When your family petition is approved, your husband may apply for the new provisional waiver of the punishment law if he meets the requirements.

The provisional waiver of the penalty law allows undocumented immediate relatives of U.S. citizens who are applying for permanent residence to file an application for a waiver of the penalty law and find out if they will be approved before they leave the United States. This would reduce the time of family separation while the process is underway.

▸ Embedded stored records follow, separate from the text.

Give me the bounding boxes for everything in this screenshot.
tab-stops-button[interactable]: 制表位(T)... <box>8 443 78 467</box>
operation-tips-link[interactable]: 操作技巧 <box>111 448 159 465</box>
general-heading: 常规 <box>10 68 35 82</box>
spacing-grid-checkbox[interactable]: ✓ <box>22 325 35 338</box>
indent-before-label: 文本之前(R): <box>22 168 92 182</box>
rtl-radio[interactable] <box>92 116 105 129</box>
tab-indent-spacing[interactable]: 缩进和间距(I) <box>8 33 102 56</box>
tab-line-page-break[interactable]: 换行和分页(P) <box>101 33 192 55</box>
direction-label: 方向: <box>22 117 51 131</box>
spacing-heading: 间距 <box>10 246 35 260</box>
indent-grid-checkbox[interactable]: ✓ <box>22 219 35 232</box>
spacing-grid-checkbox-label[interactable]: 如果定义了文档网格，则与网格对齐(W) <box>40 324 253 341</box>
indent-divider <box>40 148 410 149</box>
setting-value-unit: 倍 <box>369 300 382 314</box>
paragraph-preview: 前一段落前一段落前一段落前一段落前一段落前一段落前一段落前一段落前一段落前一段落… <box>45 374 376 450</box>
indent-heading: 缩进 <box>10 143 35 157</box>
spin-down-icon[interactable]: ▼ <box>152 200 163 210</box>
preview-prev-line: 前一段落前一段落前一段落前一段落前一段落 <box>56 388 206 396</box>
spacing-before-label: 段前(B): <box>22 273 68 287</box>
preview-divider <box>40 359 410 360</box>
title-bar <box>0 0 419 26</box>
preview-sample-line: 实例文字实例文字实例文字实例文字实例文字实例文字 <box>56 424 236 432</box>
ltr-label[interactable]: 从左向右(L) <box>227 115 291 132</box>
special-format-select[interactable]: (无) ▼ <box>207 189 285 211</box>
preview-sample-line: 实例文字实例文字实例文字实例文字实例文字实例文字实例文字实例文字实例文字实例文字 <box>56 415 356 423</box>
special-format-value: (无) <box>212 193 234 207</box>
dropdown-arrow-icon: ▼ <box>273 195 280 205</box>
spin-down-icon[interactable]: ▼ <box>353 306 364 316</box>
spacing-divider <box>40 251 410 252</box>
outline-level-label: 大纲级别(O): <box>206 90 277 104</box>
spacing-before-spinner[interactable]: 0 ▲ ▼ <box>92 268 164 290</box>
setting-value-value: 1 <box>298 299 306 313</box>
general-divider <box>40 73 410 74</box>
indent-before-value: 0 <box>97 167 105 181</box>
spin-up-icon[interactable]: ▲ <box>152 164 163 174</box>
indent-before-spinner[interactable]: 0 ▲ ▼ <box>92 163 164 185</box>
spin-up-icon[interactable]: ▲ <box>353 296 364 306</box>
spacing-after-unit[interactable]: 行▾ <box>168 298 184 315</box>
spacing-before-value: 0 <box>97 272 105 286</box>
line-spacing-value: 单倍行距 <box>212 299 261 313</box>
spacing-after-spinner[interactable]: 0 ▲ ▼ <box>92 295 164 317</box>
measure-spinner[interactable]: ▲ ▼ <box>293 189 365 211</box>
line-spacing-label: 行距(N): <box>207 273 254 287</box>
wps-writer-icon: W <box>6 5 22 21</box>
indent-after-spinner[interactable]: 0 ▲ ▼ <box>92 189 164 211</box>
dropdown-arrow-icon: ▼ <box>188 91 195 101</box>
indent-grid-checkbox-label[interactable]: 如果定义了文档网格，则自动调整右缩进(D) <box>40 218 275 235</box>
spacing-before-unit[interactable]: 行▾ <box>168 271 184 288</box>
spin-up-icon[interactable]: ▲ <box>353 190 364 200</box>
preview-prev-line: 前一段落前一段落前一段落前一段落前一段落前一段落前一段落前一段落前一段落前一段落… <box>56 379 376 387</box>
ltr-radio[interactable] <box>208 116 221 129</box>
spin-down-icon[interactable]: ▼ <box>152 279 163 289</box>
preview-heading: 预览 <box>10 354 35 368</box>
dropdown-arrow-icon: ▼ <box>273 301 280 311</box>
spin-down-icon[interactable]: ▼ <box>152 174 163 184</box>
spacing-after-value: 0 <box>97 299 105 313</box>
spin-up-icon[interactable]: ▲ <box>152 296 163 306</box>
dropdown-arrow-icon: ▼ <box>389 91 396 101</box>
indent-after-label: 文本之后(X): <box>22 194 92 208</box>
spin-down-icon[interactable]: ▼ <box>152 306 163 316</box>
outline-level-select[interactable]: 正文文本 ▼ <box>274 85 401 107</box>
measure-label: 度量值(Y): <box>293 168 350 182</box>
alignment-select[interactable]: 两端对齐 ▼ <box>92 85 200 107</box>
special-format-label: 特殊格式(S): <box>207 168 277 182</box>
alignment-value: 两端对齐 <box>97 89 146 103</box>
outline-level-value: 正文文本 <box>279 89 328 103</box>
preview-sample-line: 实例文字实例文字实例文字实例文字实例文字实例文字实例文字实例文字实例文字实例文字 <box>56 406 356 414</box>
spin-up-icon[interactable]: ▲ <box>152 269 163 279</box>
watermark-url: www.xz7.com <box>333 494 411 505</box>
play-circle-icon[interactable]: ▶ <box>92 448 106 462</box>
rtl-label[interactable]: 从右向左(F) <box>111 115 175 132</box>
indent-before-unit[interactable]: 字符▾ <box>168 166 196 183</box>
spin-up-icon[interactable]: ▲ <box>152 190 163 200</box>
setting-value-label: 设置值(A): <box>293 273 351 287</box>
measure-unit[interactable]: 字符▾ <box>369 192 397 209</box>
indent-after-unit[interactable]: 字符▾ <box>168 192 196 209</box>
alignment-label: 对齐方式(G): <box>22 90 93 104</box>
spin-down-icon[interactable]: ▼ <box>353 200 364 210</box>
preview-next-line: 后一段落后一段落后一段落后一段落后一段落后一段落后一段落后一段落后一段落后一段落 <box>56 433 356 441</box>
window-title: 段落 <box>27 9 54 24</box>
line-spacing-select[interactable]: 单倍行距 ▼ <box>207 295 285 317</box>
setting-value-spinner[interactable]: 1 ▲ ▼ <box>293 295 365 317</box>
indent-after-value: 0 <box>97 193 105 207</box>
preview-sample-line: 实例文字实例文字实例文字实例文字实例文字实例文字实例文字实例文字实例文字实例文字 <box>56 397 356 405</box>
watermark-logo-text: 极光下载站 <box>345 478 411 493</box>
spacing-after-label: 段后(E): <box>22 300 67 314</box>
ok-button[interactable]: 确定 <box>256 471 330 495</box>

Under current law, parents, spouses or unmarried children under the age of 21 who are aliens of U.S. citizens who entered the country legally or illegally and who are currently undocumented and not covered by 245(i) are eligible to apply for permanent residence, but must leave the country to seek a visa in their home country. The problem is that if they were in the country illegally for more than 180 consecutive days after April 1, 1997, they are subject to the "penalty law" which prohibits them from re-entering the United States for a period of between 3 to 10 years. There are exceptions.

USCIS may grant a waiver if the citizen demonstrates that separation from his or her family member would cause "extreme hardship," including economic, health, or humanitarian hardship.

The new regulation allows for an interim waiver of the punishment law if the person:

1. Is physically present in the United States.

2. You are at least 17 years of age.

3. Is the beneficiary of an approved immigrant visa family petition which classifies the person as an immediate relative of a U.S. citizen.

4. You are actively working on the process of applying for an immigrant visa and have already paid the U.S. Department of State the immigrant visa processing fee.

5. You have no other misdemeanors that would make you inadmissible to immigrate to the United States.

6. You can show that denying permanent residence would result in extreme hardship to a spouse or parent who is a U.S. citizen.

Patricia, it is extremely important that you consult with an immigration attorney before beginning any immigration proceedings on behalf of your husband because not everyone is eligible for a provisional waiver of the penalty law.